The simplicity of this scheme of staging is broken into, when a mediaeval survival or the popular instinct for storytelling faces the producer with a plot incapable of continuous presentation in a single locality. A mere foreshortening of the distance between houses conceived as surrounding one and the same open platea, or as dispersed in the same wood, is hardly felt as a breach of unity. But the principle is endangered, when action within a city is diversified by one or more 'approach' episodes, in which the edge of the stage or the steps leading up to it must stand for a road or a wood in the environs (Promos and Cassandra, Sapho and Phao, Dido). It is on the point of abandonment, when the foreshortening is carried so far that one end of the stage represents one locality and the other end another at a distance (Disobedient Child, Mary Magdalene, Endymion, Midas, Patient Grissell). And it has been abandoned altogether, when the same background or a part of it is taken to represent different localities in different episodes, and ingenuity has to be taxed to find means of informing the audience where any particular bit of action is proceeding (Gorboduc, Orestes, Clyomon and Clamydes, Common Conditions).[2]

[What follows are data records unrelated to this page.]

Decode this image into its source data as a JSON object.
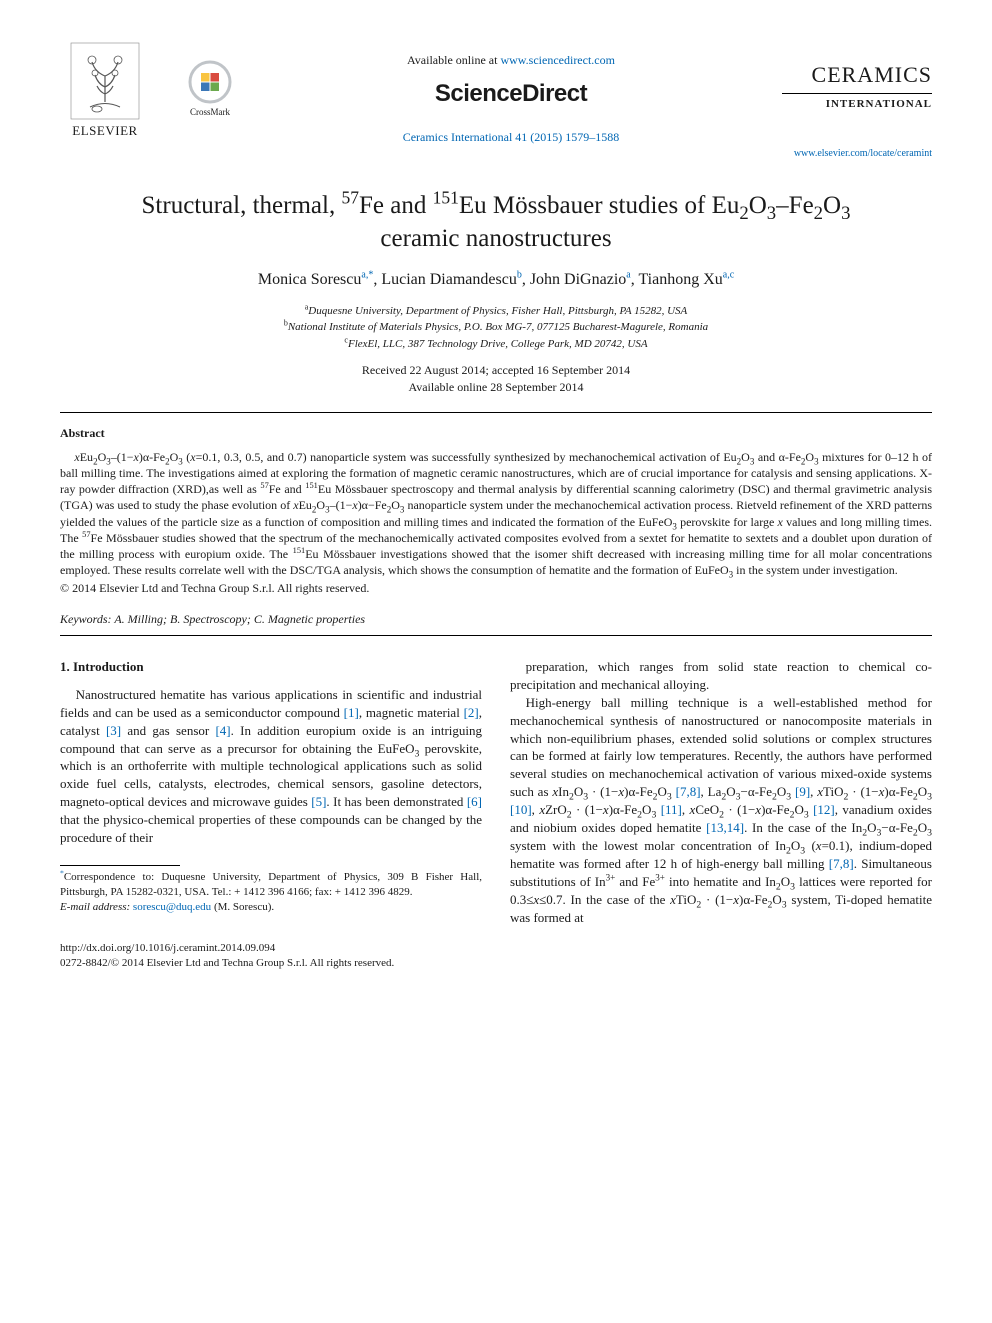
{
  "header": {
    "elsevier_name": "ELSEVIER",
    "crossmark_label": "CrossMark",
    "available_prefix": "Available online at ",
    "available_link": "www.sciencedirect.com",
    "sciencedirect_logo": "ScienceDirect",
    "journal_ref_text": "Ceramics International 41 (2015) 1579–1588",
    "journal_title": "CERAMICS",
    "journal_sub": "INTERNATIONAL",
    "journal_link": "www.elsevier.com/locate/ceramint"
  },
  "title": {
    "pre": "Structural, thermal, ",
    "iso1_sup": "57",
    "iso1_el": "Fe and ",
    "iso2_sup": "151",
    "iso2_el": "Eu Mössbauer studies of Eu",
    "f_sub1": "2",
    "f_mid1": "O",
    "f_sub2": "3",
    "dash": "–Fe",
    "f_sub3": "2",
    "f_mid2": "O",
    "f_sub4": "3",
    "line2": "ceramic nanostructures"
  },
  "authors": {
    "a1_name": "Monica Sorescu",
    "a1_aff": "a,",
    "a1_corr": "*",
    "a2_name": "Lucian Diamandescu",
    "a2_aff": "b",
    "a3_name": "John DiGnazio",
    "a3_aff": "a",
    "a4_name": "Tianhong Xu",
    "a4_aff": "a,c"
  },
  "affils": {
    "a": "Duquesne University, Department of Physics, Fisher Hall, Pittsburgh, PA 15282, USA",
    "b": "National Institute of Materials Physics, P.O. Box MG-7, 077125 Bucharest-Magurele, Romania",
    "c": "FlexEl, LLC, 387 Technology Drive, College Park, MD 20742, USA"
  },
  "dates": {
    "received": "Received 22 August 2014; accepted 16 September 2014",
    "online": "Available online 28 September 2014"
  },
  "abstract": {
    "heading": "Abstract",
    "body_html": "<i>x</i>Eu<sub>2</sub>O<sub>3</sub>–(1−<i>x</i>)α-Fe<sub>2</sub>O<sub>3</sub> (<i>x</i>=0.1, 0.3, 0.5, and 0.7) nanoparticle system was successfully synthesized by mechanochemical activation of Eu<sub>2</sub>O<sub>3</sub> and α-Fe<sub>2</sub>O<sub>3</sub> mixtures for 0–12 h of ball milling time. The investigations aimed at exploring the formation of magnetic ceramic nanostructures, which are of crucial importance for catalysis and sensing applications. X-ray powder diffraction (XRD),as well as <sup>57</sup>Fe and <sup>151</sup>Eu Mössbauer spectroscopy and thermal analysis by differential scanning calorimetry (DSC) and thermal gravimetric analysis (TGA) was used to study the phase evolution of <i>x</i>Eu<sub>2</sub>O<sub>3</sub>–(1−<i>x</i>)α−Fe<sub>2</sub>O<sub>3</sub> nanoparticle system under the mechanochemical activation process. Rietveld refinement of the XRD patterns yielded the values of the particle size as a function of composition and milling times and indicated the formation of the EuFeO<sub>3</sub> perovskite for large <i>x</i> values and long milling times. The <sup>57</sup>Fe Mössbauer studies showed that the spectrum of the mechanochemically activated composites evolved from a sextet for hematite to sextets and a doublet upon duration of the milling process with europium oxide. The <sup>151</sup>Eu Mössbauer investigations showed that the isomer shift decreased with increasing milling time for all molar concentrations employed. These results correlate well with the DSC/TGA analysis, which shows the consumption of hematite and the formation of EuFeO<sub>3</sub> in the system under investigation.",
    "copyright": "© 2014 Elsevier Ltd and Techna Group S.r.l. All rights reserved."
  },
  "keywords": {
    "label": "Keywords:",
    "text": " A. Milling; B. Spectroscopy; C. Magnetic properties"
  },
  "intro": {
    "heading": "1. Introduction",
    "col1_p1_html": "Nanostructured hematite has various applications in scientific and industrial fields and can be used as a semiconductor compound <span class=\"ref-link\">[1]</span>, magnetic material <span class=\"ref-link\">[2]</span>, catalyst <span class=\"ref-link\">[3]</span> and gas sensor <span class=\"ref-link\">[4]</span>. In addition europium oxide is an intriguing compound that can serve as a precursor for obtaining the EuFeO<sub>3</sub> perovskite, which is an orthoferrite with multiple technological applications such as solid oxide fuel cells, catalysts, electrodes, chemical sensors, gasoline detectors, magneto-optical devices and microwave guides <span class=\"ref-link\">[5]</span>. It has been demonstrated <span class=\"ref-link\">[6]</span> that the physico-chemical properties of these compounds can be changed by the procedure of their",
    "col2_p1_html": "preparation, which ranges from solid state reaction to chemical co-precipitation and mechanical alloying.",
    "col2_p2_html": "High-energy ball milling technique is a well-established method for mechanochemical synthesis of nanostructured or nanocomposite materials in which non-equilibrium phases, extended solid solutions or complex structures can be formed at fairly low temperatures. Recently, the authors have performed several studies on mechanochemical activation of various mixed-oxide systems such as <i>x</i>In<sub>2</sub>O<sub>3</sub> · (1−<i>x</i>)α-Fe<sub>2</sub>O<sub>3</sub> <span class=\"ref-link\">[7,8]</span>, La<sub>2</sub>O<sub>3</sub>−α-Fe<sub>2</sub>O<sub>3</sub> <span class=\"ref-link\">[9]</span>, <i>x</i>TiO<sub>2</sub> · (1−<i>x</i>)α-Fe<sub>2</sub>O<sub>3</sub> <span class=\"ref-link\">[10]</span>, <i>x</i>ZrO<sub>2</sub> · (1−<i>x</i>)α-Fe<sub>2</sub>O<sub>3</sub> <span class=\"ref-link\">[11]</span>, <i>x</i>CeO<sub>2</sub> · (1−<i>x</i>)α-Fe<sub>2</sub>O<sub>3</sub> <span class=\"ref-link\">[12]</span>, vanadium oxides and niobium oxides doped hematite <span class=\"ref-link\">[13,14]</span>. In the case of the In<sub>2</sub>O<sub>3</sub>−α-Fe<sub>2</sub>O<sub>3</sub> system with the lowest molar concentration of In<sub>2</sub>O<sub>3</sub> (<i>x</i>=0.1), indium-doped hematite was formed after 12 h of high-energy ball milling <span class=\"ref-link\">[7,8]</span>. Simultaneous substitutions of In<sup>3+</sup> and Fe<sup>3+</sup> into hematite and In<sub>2</sub>O<sub>3</sub> lattices were reported for 0.3≤<i>x</i>≤0.7. In the case of the <i>x</i>TiO<sub>2</sub> · (1−<i>x</i>)α-Fe<sub>2</sub>O<sub>3</sub> system, Ti-doped hematite was formed at"
  },
  "footnote": {
    "corr_text": "Correspondence to: Duquesne University, Department of Physics, 309 B Fisher Hall, Pittsburgh, PA 15282-0321, USA. Tel.: + 1412 396 4166; fax: + 1412 396 4829.",
    "email_label": "E-mail address: ",
    "email": "sorescu@duq.edu",
    "email_suffix": " (M. Sorescu)."
  },
  "doi": {
    "url": "http://dx.doi.org/10.1016/j.ceramint.2014.09.094",
    "issn_cp": "0272-8842/© 2014 Elsevier Ltd and Techna Group S.r.l. All rights reserved."
  },
  "colors": {
    "link": "#0066b3",
    "text": "#1a1a1a",
    "crossmark_ring": "#c0c4c8",
    "crossmark_y": "#f9c440",
    "crossmark_r": "#d94b3f",
    "crossmark_b": "#3b77b7",
    "crossmark_g": "#6ca94d"
  }
}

After considering the classicist group of comedies and tragedies, I suggested that these, taken by themselves, would point to a method of staging at the Elizabethan Court not unlike that recommended by Serlio. The more comprehensive survey now completed points to some revision of that judgement. Two localities at opposite ends of the stage could not, obviously, be worked into a continuous architectural façade. They call for something more on the lines of the multiple setting of the Hôtel de Bourgogne, although the width of the Elizabethan palace halls may perhaps have accommodated

  1. Cf. pp. 60, 63.
  2. In the Latin academic drama the transition between classical and romantic staging is represented by Legge's Richardus Tertius (1580). This is Senecan in general character, but unity of place is not strictly observed. A s.d. to the first Actio (iii. 64) is explicit for the use of a curtain to discover a recessed interior, ' A curtaine being drawne, let the queene appeare in y^e sanctuary, her 5 daughters and maydes about her, sittinge on packs, fardells, chests, cofers. The queene sitting on y^e ground with fardells about her'.